Relacionamento: Realidade? Ilusão Pós Modernidade?

Crédito: APCRC Relacionamento: Realidade? Ilusão Pós Modernidade?

É possível uma vida a dois? Morar juntos? Coabitar? Estabelecer certos parâmetros para uma convivência conjugal? Perguntas complicadas em tempos de transição acelerada. Vivemos numa sociedade machista tradicional conservadora, com homens e mulheres machistas, criados por pais machistas, difundindo práticas machistas, porém com um discurso de liberação. Veja bem, existe uma grande diferença entre discurso e realidade de ações frente a vida. Provavelmente você já cruzou com alguns indivíduos dizendo-se “femininos ou defensores dos direitos das mulheres”, mas com extrema dificuldade em aceitar ou dividir os processos decisórios dentro de um relacionamento.
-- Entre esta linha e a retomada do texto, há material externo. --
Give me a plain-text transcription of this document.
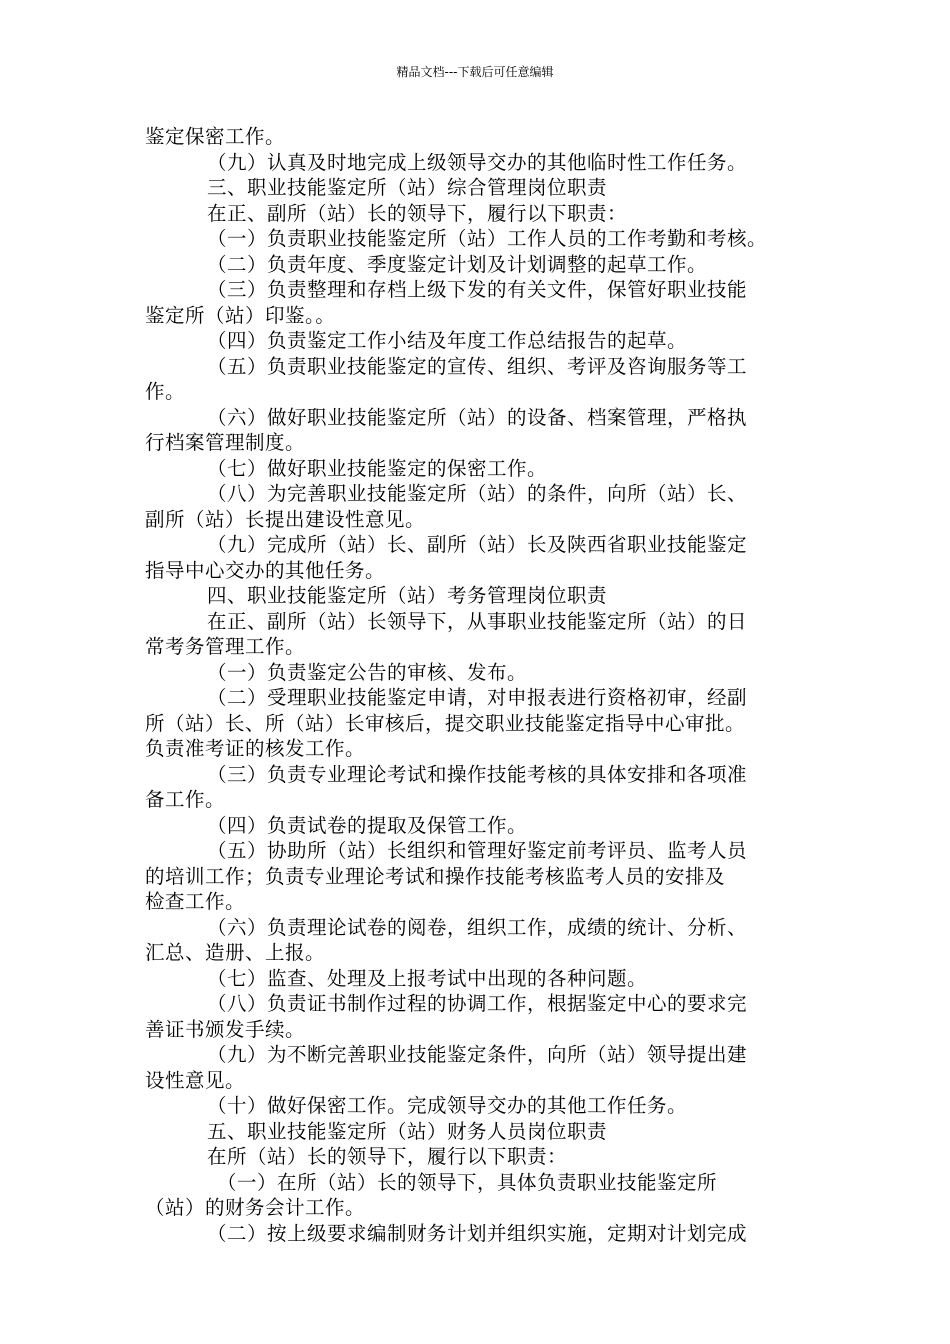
精品文档---下载后可任意编辑
鉴定保密工作。
（九）认真及时地完成上级领导交办的其他临时性工作任务。
三、职业技能鉴定所（站）综合管理岗位职责
在正、副所（站）长的领导下，履行以下职责：
（一）负责职业技能鉴定所（站）工作人员的工作考勤和考核。
（二）负责年度、季度鉴定计划及计划调整的起草工作。
（三）负责整理和存档上级下发的有关文件，保管好职业技能
鉴定所（站）印鉴。。
（四）负责鉴定工作小结及年度工作总结报告的起草。
（五）负责职业技能鉴定的宣传、组织、考评及咨询服务等工
作。
（六）做好职业技能鉴定所（站）的设备、档案管理，严格执
行档案管理制度。
（七）做好职业技能鉴定的保密工作。
（八）为完善职业技能鉴定所（站）的条件，向所（站）长、
副所（站）长提出建设性意见。
（九）完成所（站）长、副所（站）长及陕西省职业技能鉴定
指导中心交办的其他任务。
四、职业技能鉴定所（站）考务管理岗位职责
在正、副所（站）长领导下，从事职业技能鉴定所（站）的日
常考务管理工作。
（一）负责鉴定公告的审核、发布。
（二）受理职业技能鉴定申请，对申报表进行资格初审，经副
所（站）长、所（站）长审核后，提交职业技能鉴定指导中心审批。
负责准考证的核发工作。
（三）负责专业理论考试和操作技能考核的具体安排和各项准
备工作。
（四）负责试卷的提取及保管工作。
（五）协助所（站）长组织和管理好鉴定前考评员、监考人员
的培训工作；负责专业理论考试和操作技能考核监考人员的安排及
检查工作。
（六）负责理论试卷的阅卷，组织工作，成绩的统计、分析、
汇总、造册、上报。
（七）监查、处理及上报考试中出现的各种问题。
（八）负责证书制作过程的协调工作，根据鉴定中心的要求完
善证书颁发手续。
（九）为不断完善职业技能鉴定条件，向所（站）领导提出建
设性意见。
（十）做好保密工作。完成领导交办的其他工作任务。
五、职业技能鉴定所（站）财务人员岗位职责
在所（站）长的领导下，履行以下职责：
（一）在所（站）长的领导下，具体负责职业技能鉴定所
（站）的财务会计工作。
（二）按上级要求编制财务计划并组织实施，定期对计划完成
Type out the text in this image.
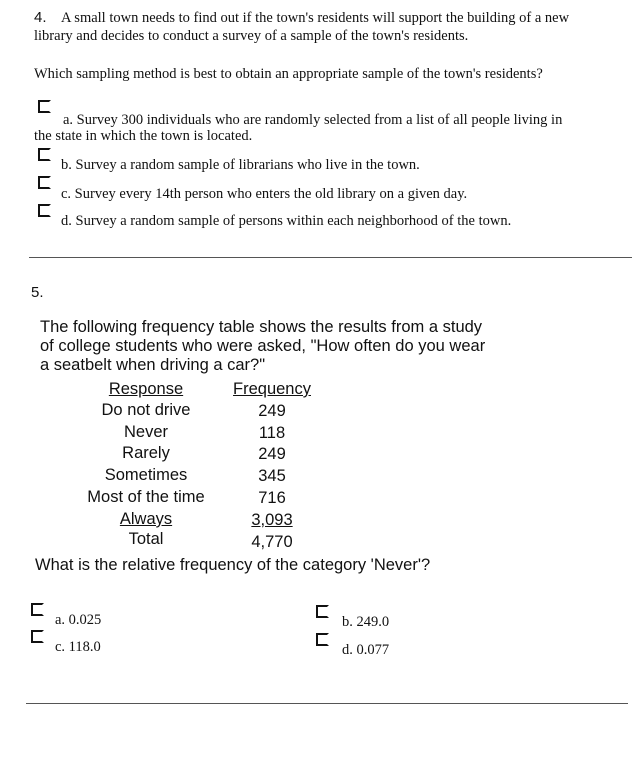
4. A small town needs to find out if the town's residents will support the building of a new
library and decides to conduct a survey of a sample of the town's residents.
Which sampling method is best to obtain an appropriate sample of the town's residents?
a. Survey 300 individuals who are randomly selected from a list of all people living in
the state in which the town is located.
b. Survey a random sample of librarians who live in the town.
c. Survey every 14th person who enters the old library on a given day.
d. Survey a random sample of persons within each neighborhood of the town.
5.
The following frequency table shows the results from a study
of college students who were asked, "How often do you wear
a seatbelt when driving a car?"
Response	Frequency
Do not drive	249
Never	118
Rarely	249
Sometimes	345
Most of the time	716
Always	3,093
Total	4,770
What is the relative frequency of the category 'Never'?
a. 0.025	b. 249.0
c. 118.0	d. 0.077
Pessoas que batem no peito para dizer o quanto se preocupam com as mulheres e o quanto as acham mais sábias e competentes, todavia, querem comandar a cadência de suas relações e determinar o tempo, a dinâmica e a relevância que as mesmas devem ter para o evoluir do relacionamento. 

 

Vamos lá para algumas explicações básicas: a ideia aqui é estabelecer diálogos construtivos acerca da vida em sociedade; o que estou chamando de machismo é “todo e qualquer pensamento que entende que na relação entre os gêneros há um sistema hierárquico no qual os homens são superiores as mulheres”.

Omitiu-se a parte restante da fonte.